Mar 21, 2023 | Nutrition, Science
Since this substance was first discovered in male seminal fluid in 1878, it was given the name spermidine. However, nowadays it is known that this polyamine is present in all living organisms and body cells. This natural substance is not only produced by our cells, but we also absorb it to a large extent through our diet.
Spermidine is a secondary plant substance found in a variety of foods – for example, legumes, wheat, mushrooms, cauliflower, aged cheese, or mangoes. Spermidine is formed during the germination process, so sprouts such as germinated wheat, buckwheat sprouts, and soybean sprouts are particularly good sources of it.
Spermidine is involved in the production of nucleic acids and proteins, making it important for cell growth and tissue regeneration. In addition, spermidine can trigger and accelerate autophagy. This process is used for cellular “cleaning” and serves to keep the cells healthy and resistant. In the process, damaged and old cellular parts are broken down and disposed of, and the building blocks are recycled. This promotes cellular metabolism and self-healing, and higher levels of spermidine can counteract the cellular aging process.
Since the body’s production of spermidine decreases with age, it is important to consume spermidine through diet, or supplements if there is an increased need. Studies have shown that spermidine intake correlates with improved cognitive performance and has neuroprotective effects. Spermidine activates cell-protective processes and even has a life-prolonging effect.
For this purpose, at least 6 mg of spermidine per day should be consumed in the diet. Already 80 to 100g of germinated buckwheat are enough to reach the daily recommendation.
Buckwheat sprouts are not only an excellent source of spermidine, but you can grow them quickly and easily at home. All you need is buckwheat, water, a sieve, and a pot or a bowl. To prepare this superfood, soak a cup of buckwheat with two cups of water in a pot overnight. On the next day, strain the buckwheat, pour away the water and leave the buckwheat in the strainer over an empty pot/bowl so the air can circulate underneath. On day 2, the buckwheat in the sieve should be briefly “washed off”, this serves to add moisture to the sprouts.

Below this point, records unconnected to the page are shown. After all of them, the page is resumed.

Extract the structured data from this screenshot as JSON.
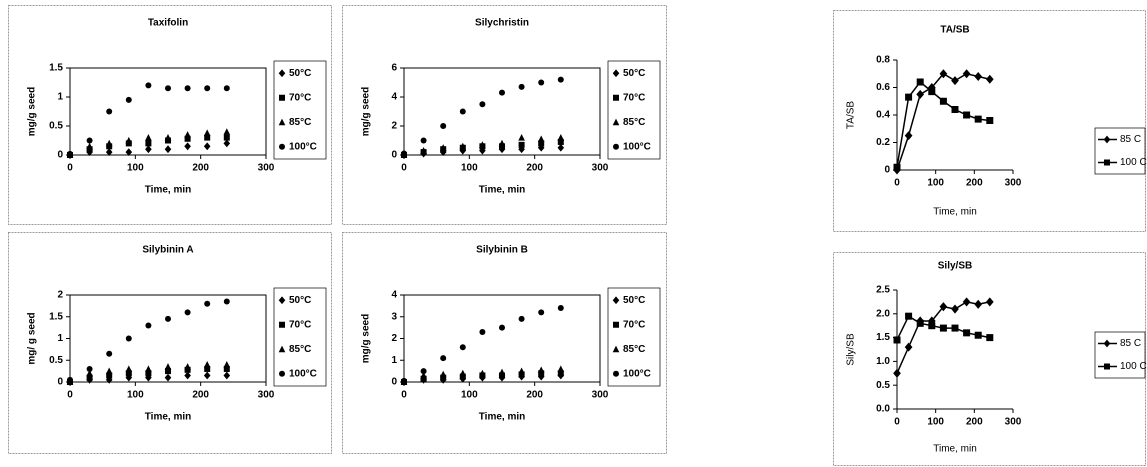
{
  "chart_data": [
    {
      "type": "scatter",
      "title": "Taxifolin",
      "xlabel": "Time, min",
      "ylabel": "mg/g seed",
      "x": [
        0,
        30,
        60,
        90,
        120,
        150,
        180,
        210,
        240
      ],
      "xlim": [
        0,
        300
      ],
      "xticks": [
        0,
        100,
        200,
        300
      ],
      "ylim": [
        0,
        1.5
      ],
      "yticks": [
        0,
        0.5,
        1,
        1.5
      ],
      "series": [
        {
          "name": "50°C",
          "color": "#000000",
          "marker": "diamond",
          "values": [
            0,
            0.05,
            0.05,
            0.05,
            0.1,
            0.1,
            0.15,
            0.15,
            0.2
          ]
        },
        {
          "name": "70°C",
          "color": "#000000",
          "marker": "square",
          "values": [
            0,
            0.1,
            0.15,
            0.2,
            0.2,
            0.25,
            0.28,
            0.3,
            0.3
          ]
        },
        {
          "name": "85°C",
          "color": "#000000",
          "marker": "triangle",
          "values": [
            0,
            0.15,
            0.2,
            0.25,
            0.3,
            0.3,
            0.35,
            0.38,
            0.4
          ]
        },
        {
          "name": "100°C",
          "color": "#000000",
          "marker": "circle",
          "values": [
            0.02,
            0.25,
            0.75,
            0.95,
            1.2,
            1.15,
            1.15,
            1.15,
            1.15
          ]
        }
      ]
    },
    {
      "type": "scatter",
      "title": "Silychristin",
      "xlabel": "Time, min",
      "ylabel": "mg/g seed",
      "x": [
        0,
        30,
        60,
        90,
        120,
        150,
        180,
        210,
        240
      ],
      "xlim": [
        0,
        300
      ],
      "xticks": [
        0,
        100,
        200,
        300
      ],
      "ylim": [
        0,
        6
      ],
      "yticks": [
        0,
        2,
        4,
        6
      ],
      "series": [
        {
          "name": "50°C",
          "color": "#000000",
          "marker": "diamond",
          "values": [
            0,
            0.1,
            0.2,
            0.3,
            0.3,
            0.4,
            0.4,
            0.5,
            0.5
          ]
        },
        {
          "name": "70°C",
          "color": "#000000",
          "marker": "square",
          "values": [
            0,
            0.2,
            0.4,
            0.5,
            0.6,
            0.6,
            0.7,
            0.8,
            0.9
          ]
        },
        {
          "name": "85°C",
          "color": "#000000",
          "marker": "triangle",
          "values": [
            0,
            0.3,
            0.5,
            0.6,
            0.7,
            0.8,
            1.2,
            1.1,
            1.2
          ]
        },
        {
          "name": "100°C",
          "color": "#000000",
          "marker": "circle",
          "values": [
            0.1,
            1,
            2,
            3,
            3.5,
            4.3,
            4.7,
            5,
            5.2
          ]
        }
      ]
    },
    {
      "type": "scatter",
      "title": "Silybinin A",
      "xlabel": "Time, min",
      "ylabel": "mg/ g seed",
      "x": [
        0,
        30,
        60,
        90,
        120,
        150,
        180,
        210,
        240
      ],
      "xlim": [
        0,
        300
      ],
      "xticks": [
        0,
        100,
        200,
        300
      ],
      "ylim": [
        0,
        2
      ],
      "yticks": [
        0,
        0.5,
        1,
        1.5,
        2
      ],
      "series": [
        {
          "name": "50°C",
          "color": "#000000",
          "marker": "diamond",
          "values": [
            0,
            0.05,
            0.05,
            0.1,
            0.1,
            0.1,
            0.15,
            0.15,
            0.15
          ]
        },
        {
          "name": "70°C",
          "color": "#000000",
          "marker": "square",
          "values": [
            0,
            0.1,
            0.15,
            0.2,
            0.2,
            0.25,
            0.28,
            0.3,
            0.3
          ]
        },
        {
          "name": "85°C",
          "color": "#000000",
          "marker": "triangle",
          "values": [
            0,
            0.2,
            0.25,
            0.3,
            0.3,
            0.35,
            0.35,
            0.4,
            0.4
          ]
        },
        {
          "name": "100°C",
          "color": "#000000",
          "marker": "circle",
          "values": [
            0.05,
            0.3,
            0.65,
            1,
            1.3,
            1.45,
            1.6,
            1.8,
            1.85
          ]
        }
      ]
    },
    {
      "type": "scatter",
      "title": "Silybinin B",
      "xlabel": "Time, min",
      "ylabel": "mg/g seed",
      "x": [
        0,
        30,
        60,
        90,
        120,
        150,
        180,
        210,
        240
      ],
      "xlim": [
        0,
        300
      ],
      "xticks": [
        0,
        100,
        200,
        300
      ],
      "ylim": [
        0,
        4
      ],
      "yticks": [
        0,
        1,
        2,
        3,
        4
      ],
      "series": [
        {
          "name": "50°C",
          "color": "#000000",
          "marker": "diamond",
          "values": [
            0,
            0.1,
            0.1,
            0.15,
            0.2,
            0.2,
            0.25,
            0.25,
            0.3
          ]
        },
        {
          "name": "70°C",
          "color": "#000000",
          "marker": "square",
          "values": [
            0,
            0.15,
            0.2,
            0.25,
            0.3,
            0.3,
            0.35,
            0.4,
            0.4
          ]
        },
        {
          "name": "85°C",
          "color": "#000000",
          "marker": "triangle",
          "values": [
            0,
            0.3,
            0.35,
            0.4,
            0.4,
            0.45,
            0.5,
            0.55,
            0.6
          ]
        },
        {
          "name": "100°C",
          "color": "#000000",
          "marker": "circle",
          "values": [
            0.05,
            0.5,
            1.1,
            1.6,
            2.3,
            2.5,
            2.9,
            3.2,
            3.4
          ]
        }
      ]
    },
    {
      "type": "line",
      "title": "TA/SB",
      "xlabel": "Time, min",
      "ylabel": "TA/SB",
      "x": [
        0,
        30,
        60,
        90,
        120,
        150,
        180,
        210,
        240
      ],
      "xlim": [
        0,
        300
      ],
      "xticks": [
        0,
        100,
        200,
        300
      ],
      "ylim": [
        0,
        0.8
      ],
      "yticks": [
        0,
        0.2,
        0.4,
        0.6,
        0.8
      ],
      "series": [
        {
          "name": "85 C",
          "color": "#000000",
          "marker": "diamond",
          "values": [
            0,
            0.25,
            0.55,
            0.6,
            0.7,
            0.65,
            0.7,
            0.68,
            0.66
          ]
        },
        {
          "name": "100 C",
          "color": "#000000",
          "marker": "square",
          "values": [
            0.02,
            0.53,
            0.64,
            0.57,
            0.5,
            0.44,
            0.4,
            0.37,
            0.36
          ]
        }
      ]
    },
    {
      "type": "line",
      "title": "Sily/SB",
      "xlabel": "Time, min",
      "ylabel": "Sily/SB",
      "x": [
        0,
        30,
        60,
        90,
        120,
        150,
        180,
        210,
        240
      ],
      "xlim": [
        0,
        300
      ],
      "xticks": [
        0,
        100,
        200,
        300
      ],
      "ylim": [
        0,
        2.5
      ],
      "yticks": [
        {
          "value": 0,
          "label": "0.0"
        },
        {
          "value": 0.5,
          "label": "0.5"
        },
        {
          "value": 1,
          "label": "1.0"
        },
        {
          "value": 1.5,
          "label": "1.5"
        },
        {
          "value": 2,
          "label": "2.0"
        },
        {
          "value": 2.5,
          "label": "2.5"
        }
      ],
      "series": [
        {
          "name": "85 C",
          "color": "#000000",
          "marker": "diamond",
          "values": [
            0.75,
            1.3,
            1.85,
            1.85,
            2.15,
            2.1,
            2.25,
            2.2,
            2.25
          ]
        },
        {
          "name": "100 C",
          "color": "#000000",
          "marker": "square",
          "values": [
            1.45,
            1.95,
            1.8,
            1.75,
            1.7,
            1.7,
            1.6,
            1.55,
            1.5
          ]
        }
      ]
    }
  ]
}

The buckwheat begins to germinate already on day 2. A total of 3 to 5 days is enough for sufficient spermidine to form (while the phytate content is significantly reduced).

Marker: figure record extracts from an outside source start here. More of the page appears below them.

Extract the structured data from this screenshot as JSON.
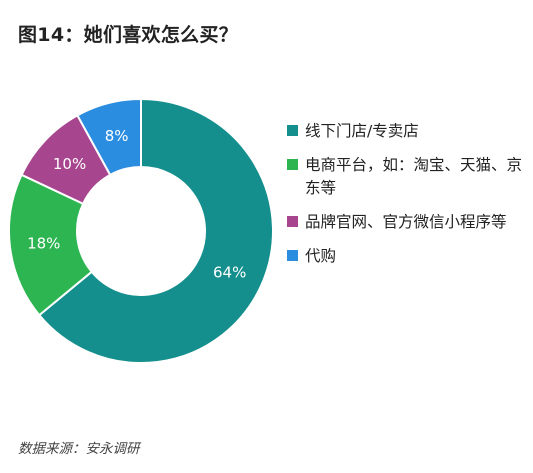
{
  "title": "图14：她们喜欢怎么买？",
  "source": "数据来源：安永调研",
  "chart_data": {
    "type": "pie",
    "donut": true,
    "legend_position": "right",
    "categories": [
      "线下门店/专卖店",
      "电商平台，如：淘宝、天猫、京东等",
      "品牌官网、官方微信小程序等",
      "代购"
    ],
    "values": [
      64,
      18,
      10,
      8
    ],
    "value_labels": [
      "64%",
      "18%",
      "10%",
      "8%"
    ],
    "colors": [
      "#148f8d",
      "#2db551",
      "#a8458f",
      "#2a8de0"
    ]
  }
}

You can find a video on how to grow buckwheat sprouts at home and how to make a healthy breakfast out of them on our Instagram page.
We had our germinated buckwheat sprouts tested in a laboratory for spermidine content. The most concentrated food supplement currently available – Tecsperm was used as a control. The results show that already 100g of sprouted buckwheat (3 days) contains the daily recommendation of 6mg of spermidine.